In a new paper, University of Oxford researchers introduce a novel image compression approach that outperforms the JPEG standard at low bitrates, even without entropy coding or learning a distribution over weights.
Recently developed autoencoder methods for lossy image compression have attracted attention in the machine learning and image processing communities. Such autoencoders operate on a simple principle: an image, typically modelled as a vector of pixel intensities, is quantized, thus reducing the amount of information required to store or transmit it.
Instead of storing the RGB values for each pixel of an image, the proposed approach stores the weights of a neural network overfitted to the image. The researchers call their method ‘COIN’ (COmpressed Implicit Neural representations).

COIN encodes an image by overfitting it with a small multilayer perceptron (MLP) — a type of feedforward artificial neural network.
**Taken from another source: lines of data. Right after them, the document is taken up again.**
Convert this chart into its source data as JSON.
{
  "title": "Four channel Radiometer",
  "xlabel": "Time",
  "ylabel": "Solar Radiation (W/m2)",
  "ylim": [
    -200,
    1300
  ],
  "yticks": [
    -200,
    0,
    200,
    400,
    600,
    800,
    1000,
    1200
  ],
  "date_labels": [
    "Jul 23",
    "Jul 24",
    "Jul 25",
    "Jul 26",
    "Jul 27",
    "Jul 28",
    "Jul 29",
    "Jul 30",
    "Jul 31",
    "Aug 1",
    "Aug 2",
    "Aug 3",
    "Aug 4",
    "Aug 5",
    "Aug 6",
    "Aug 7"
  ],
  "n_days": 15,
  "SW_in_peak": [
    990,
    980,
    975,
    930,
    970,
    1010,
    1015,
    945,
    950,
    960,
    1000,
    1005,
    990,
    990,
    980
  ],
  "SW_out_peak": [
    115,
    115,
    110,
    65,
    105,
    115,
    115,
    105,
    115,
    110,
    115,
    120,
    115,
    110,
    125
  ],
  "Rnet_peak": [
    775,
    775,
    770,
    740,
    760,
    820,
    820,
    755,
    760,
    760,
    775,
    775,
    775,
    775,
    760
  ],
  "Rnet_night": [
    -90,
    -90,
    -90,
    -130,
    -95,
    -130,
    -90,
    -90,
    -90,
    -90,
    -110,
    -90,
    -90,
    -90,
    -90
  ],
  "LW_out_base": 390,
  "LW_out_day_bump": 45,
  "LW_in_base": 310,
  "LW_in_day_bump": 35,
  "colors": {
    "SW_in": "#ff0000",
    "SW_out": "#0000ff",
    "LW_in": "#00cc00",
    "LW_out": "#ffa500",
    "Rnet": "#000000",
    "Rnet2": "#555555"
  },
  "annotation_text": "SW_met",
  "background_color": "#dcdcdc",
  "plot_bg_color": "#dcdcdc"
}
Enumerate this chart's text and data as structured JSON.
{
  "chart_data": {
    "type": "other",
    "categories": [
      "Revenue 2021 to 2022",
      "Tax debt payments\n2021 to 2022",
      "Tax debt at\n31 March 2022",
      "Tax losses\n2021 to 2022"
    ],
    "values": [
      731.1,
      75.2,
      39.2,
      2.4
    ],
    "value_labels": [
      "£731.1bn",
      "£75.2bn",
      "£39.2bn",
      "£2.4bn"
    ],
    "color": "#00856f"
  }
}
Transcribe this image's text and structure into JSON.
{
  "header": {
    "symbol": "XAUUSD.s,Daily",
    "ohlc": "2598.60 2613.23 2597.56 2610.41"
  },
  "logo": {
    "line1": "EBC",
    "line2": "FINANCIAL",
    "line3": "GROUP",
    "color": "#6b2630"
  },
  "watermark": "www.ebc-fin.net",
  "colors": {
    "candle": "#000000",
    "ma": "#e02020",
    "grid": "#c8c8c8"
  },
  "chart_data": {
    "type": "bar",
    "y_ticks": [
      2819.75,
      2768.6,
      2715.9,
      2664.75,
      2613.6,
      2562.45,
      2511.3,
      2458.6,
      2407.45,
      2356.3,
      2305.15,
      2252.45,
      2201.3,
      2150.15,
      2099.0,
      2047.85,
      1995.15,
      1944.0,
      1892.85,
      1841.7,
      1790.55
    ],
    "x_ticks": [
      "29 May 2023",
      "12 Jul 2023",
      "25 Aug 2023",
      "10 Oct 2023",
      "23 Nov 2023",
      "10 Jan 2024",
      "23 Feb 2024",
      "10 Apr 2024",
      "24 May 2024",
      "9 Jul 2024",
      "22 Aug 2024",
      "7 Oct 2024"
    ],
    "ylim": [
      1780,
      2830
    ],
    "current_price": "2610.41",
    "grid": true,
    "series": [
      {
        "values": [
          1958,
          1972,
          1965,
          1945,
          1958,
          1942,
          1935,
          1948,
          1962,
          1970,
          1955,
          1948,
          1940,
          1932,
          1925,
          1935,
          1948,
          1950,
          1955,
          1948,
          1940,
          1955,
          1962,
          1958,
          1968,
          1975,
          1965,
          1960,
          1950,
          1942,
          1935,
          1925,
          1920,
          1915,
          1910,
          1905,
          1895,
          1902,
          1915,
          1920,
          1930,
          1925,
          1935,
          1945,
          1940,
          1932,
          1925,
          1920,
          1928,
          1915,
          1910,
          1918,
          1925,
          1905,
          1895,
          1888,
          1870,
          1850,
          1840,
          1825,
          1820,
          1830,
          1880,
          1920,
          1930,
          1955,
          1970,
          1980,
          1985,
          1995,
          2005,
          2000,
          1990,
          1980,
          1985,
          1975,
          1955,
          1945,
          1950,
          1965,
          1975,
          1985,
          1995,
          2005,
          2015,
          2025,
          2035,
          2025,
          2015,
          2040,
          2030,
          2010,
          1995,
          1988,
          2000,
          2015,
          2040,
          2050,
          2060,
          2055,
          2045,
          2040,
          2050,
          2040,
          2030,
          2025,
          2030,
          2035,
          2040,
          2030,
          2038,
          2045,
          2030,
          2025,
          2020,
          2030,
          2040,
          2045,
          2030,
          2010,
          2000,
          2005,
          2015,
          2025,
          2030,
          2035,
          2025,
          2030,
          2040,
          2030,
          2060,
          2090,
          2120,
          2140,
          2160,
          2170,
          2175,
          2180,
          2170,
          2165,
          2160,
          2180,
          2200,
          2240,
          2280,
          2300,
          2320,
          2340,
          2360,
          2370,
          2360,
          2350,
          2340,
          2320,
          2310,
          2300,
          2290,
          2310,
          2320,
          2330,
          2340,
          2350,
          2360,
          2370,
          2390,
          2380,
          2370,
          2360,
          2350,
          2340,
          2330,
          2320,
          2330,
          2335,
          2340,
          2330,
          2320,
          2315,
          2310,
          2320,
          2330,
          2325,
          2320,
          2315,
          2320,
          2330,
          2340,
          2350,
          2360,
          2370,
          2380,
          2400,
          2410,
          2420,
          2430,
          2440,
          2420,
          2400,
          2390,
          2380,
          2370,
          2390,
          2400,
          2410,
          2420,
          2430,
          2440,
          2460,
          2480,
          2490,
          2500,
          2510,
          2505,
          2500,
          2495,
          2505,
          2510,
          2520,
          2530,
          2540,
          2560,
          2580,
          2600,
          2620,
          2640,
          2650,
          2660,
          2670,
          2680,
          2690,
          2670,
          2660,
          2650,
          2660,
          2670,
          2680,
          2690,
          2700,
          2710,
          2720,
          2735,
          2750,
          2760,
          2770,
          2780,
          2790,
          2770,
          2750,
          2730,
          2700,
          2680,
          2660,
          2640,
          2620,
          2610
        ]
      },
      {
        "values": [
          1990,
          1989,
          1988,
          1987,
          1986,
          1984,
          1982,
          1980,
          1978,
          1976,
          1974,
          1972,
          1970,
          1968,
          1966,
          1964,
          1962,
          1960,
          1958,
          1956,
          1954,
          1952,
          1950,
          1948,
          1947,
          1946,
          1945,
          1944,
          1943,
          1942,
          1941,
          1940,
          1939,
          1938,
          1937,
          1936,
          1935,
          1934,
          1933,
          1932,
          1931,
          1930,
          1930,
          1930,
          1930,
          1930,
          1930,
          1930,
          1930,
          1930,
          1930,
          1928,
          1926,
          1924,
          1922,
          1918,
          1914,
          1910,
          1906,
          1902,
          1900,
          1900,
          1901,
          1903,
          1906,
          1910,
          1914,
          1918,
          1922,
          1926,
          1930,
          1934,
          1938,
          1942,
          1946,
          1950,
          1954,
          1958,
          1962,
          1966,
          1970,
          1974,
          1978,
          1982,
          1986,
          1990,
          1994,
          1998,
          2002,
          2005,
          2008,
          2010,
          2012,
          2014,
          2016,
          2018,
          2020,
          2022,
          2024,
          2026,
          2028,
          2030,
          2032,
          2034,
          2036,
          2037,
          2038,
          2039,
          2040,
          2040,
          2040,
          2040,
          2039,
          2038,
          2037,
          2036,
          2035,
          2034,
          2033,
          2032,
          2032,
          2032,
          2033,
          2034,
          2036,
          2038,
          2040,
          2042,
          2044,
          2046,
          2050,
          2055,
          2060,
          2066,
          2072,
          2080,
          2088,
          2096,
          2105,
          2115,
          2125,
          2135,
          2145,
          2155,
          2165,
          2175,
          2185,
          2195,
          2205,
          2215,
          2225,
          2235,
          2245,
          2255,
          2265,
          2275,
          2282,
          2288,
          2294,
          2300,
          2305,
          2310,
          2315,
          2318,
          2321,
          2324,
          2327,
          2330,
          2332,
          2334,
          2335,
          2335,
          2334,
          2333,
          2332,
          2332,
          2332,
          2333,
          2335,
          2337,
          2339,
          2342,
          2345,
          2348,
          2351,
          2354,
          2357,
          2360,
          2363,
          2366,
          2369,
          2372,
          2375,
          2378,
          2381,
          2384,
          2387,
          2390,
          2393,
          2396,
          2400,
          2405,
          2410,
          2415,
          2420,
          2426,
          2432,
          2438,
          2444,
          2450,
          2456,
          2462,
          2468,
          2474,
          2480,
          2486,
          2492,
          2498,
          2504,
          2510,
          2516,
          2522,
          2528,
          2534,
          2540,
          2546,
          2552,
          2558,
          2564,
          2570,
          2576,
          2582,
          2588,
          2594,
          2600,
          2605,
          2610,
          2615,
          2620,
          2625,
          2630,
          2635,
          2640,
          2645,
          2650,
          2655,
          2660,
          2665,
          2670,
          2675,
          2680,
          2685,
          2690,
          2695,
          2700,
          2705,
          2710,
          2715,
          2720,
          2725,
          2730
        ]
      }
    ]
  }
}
The approach maps pixel locations to RGB values (often referred to as an implicit neural representation), then transmits the weights of this MLP. At decoding time, the transmitted MLP is evaluated at all pixel locations to reconstruct the image.

The most difficult part of the entire image compression process is the overfitting of MLPs, due to the high-frequency information within natural images. Recent approaches have employed sinusoidal encodings and activations to mitigate this process, and the new study discovers that using MLPs with sine activations can fit large images (393k pixels) with surprisingly small networks (8k parameters).
To reduce model size, the researchers apply architecture search and weight quantization. They perform a hyperparameter sweep over the width and number of MLP layers, quantizing the weights from 32-bit to 16-bit precision, which is enough to beat the JPEG standard for low bitrates.
The other highlight of COIN is the extra flexibility of its decoding approach. Images can be progressively decoded simply by evaluating functions at various pixel locations. Partially decoding images in this way is difficult for previous autoencoder-based methods.
To test COIN’s performance, the researchers performed experiments on the Kodak image dataset comprising 24 images of size 768×512. The model was compared with three autoencoder-based neural compression models (BMS, MBT and CST). They also compared COIN against the JPEG, JPEG2000, BPG and VTM image codecs.

The researchers first identified valid combinations of depth and width for the MLPs representing an image (e.g. for 0.3bpp using 16-bit weights) to determine the best model architectures for a given parameter budget (measured as bits per pixel, or bpp). The results show that at low bitrates the proposed model improves on the JPEG standard even without the use of entropy coding.

The experiments demonstrate that COIN outperforms the JPEG standard after 15k iterations and then continues to improve steadily; and that compression quality depends on the architecture choice, with different optimal architectures for different bpp values. The Oxford team says it hopes further work in this area will lead to a novel class of methods for neural data compression.
The paper COIN: Compression with Implicit Neural representations is on arXiv.